So, just add this to the above switch statement?

   if (!b->shader->options->lower_subgroup_masks)
      break;

I'll also add the missing cases to nir_intrinsic_from_system_value()
and nir_system_value_from_intrinsic().

> nir_load_subgroup_*_mask intrinsics for these. Also, that way you can
> use the same shrinking logic to turn these into 32-bit shifts on
> Intel.

The channel liveness doesn't affect SubGroup*Mask. See Issue (1) of
ARB_shader_ballot (note Note in my commit message mentions this).

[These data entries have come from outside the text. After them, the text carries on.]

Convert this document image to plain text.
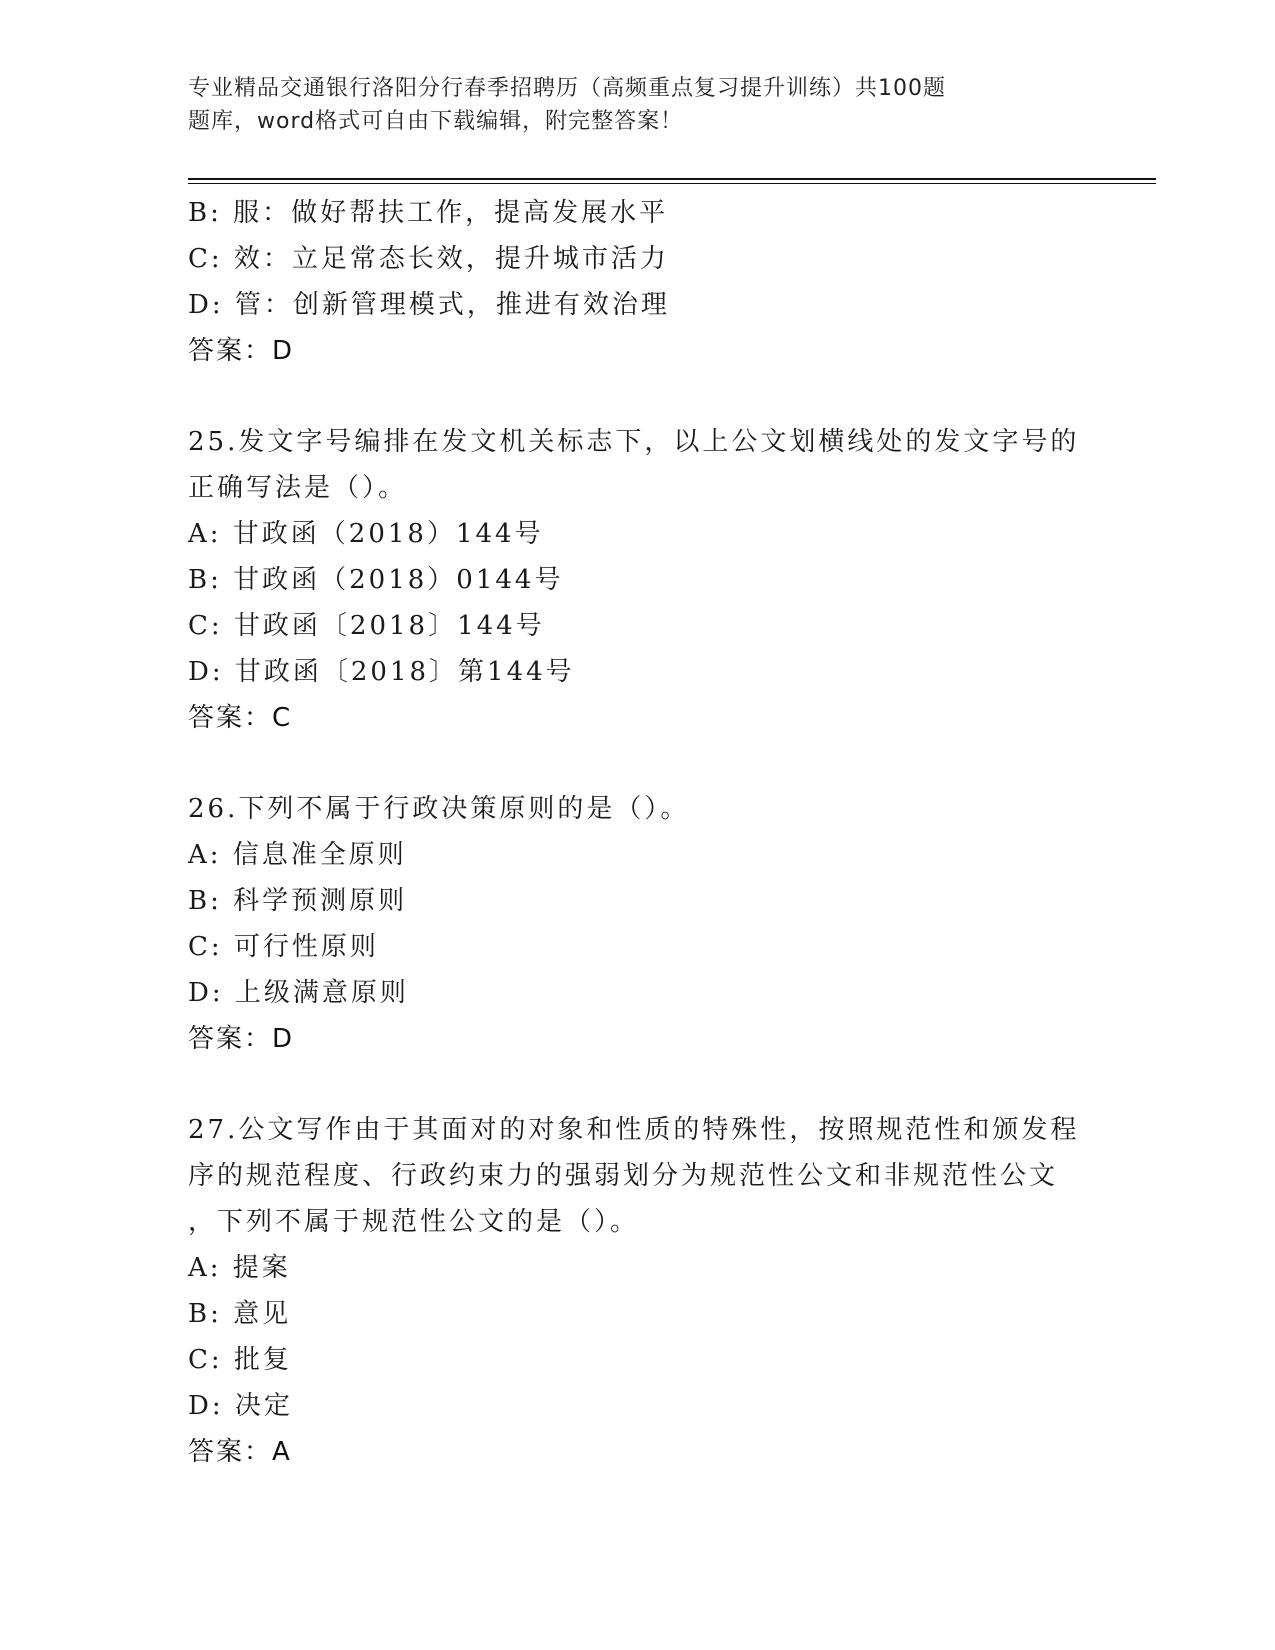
专业精品交通银行洛阳分行春季招聘历（高频重点复习提升训练）共100题
题库，word格式可自由下载编辑，附完整答案！
B: 服：做好帮扶工作，提高发展水平
C: 效：立足常态长效，提升城市活力
D: 管：创新管理模式，推进有效治理
答案：D
25.发文字号编排在发文机关标志下，以上公文划横线处的发文字号的
正确写法是（）。
A: 甘政函（2018）144号
B: 甘政函（2018）0144号
C: 甘政函〔2018〕144号
D: 甘政函〔2018〕第144号
答案：C
26.下列不属于行政决策原则的是（）。
A: 信息准全原则
B: 科学预测原则
C: 可行性原则
D: 上级满意原则
答案：D
27.公文写作由于其面对的对象和性质的特殊性，按照规范性和颁发程
序的规范程度、行政约束力的强弱划分为规范性公文和非规范性公文
，下列不属于规范性公文的是（）。
A: 提案
B: 意见
C: 批复
D: 决定
答案：A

It
cites NV_shader_thread_group, which says

    The value of gl_ThreadEqMaskNV, gl_ThreadGeMaskNV, gl_ThreadGtMaskNV,
    gl_ThreadLeMaskNV and gl_ThreadLtMaskNV are derived from the value of
    gl_ThreadInWarpNV using simple bit-shift arithmetic, they don't take into
    account the value of the thread group active mask.  For example, if the
    application wants a bitfield in which bits lower or equal to the current
    thread id are set only for active threads, the result of gl_ThreadLeMaskNV
    will need to be ANDed with the thread group active mask.

So it needs to be a 64-bit shift at least for GT/GE.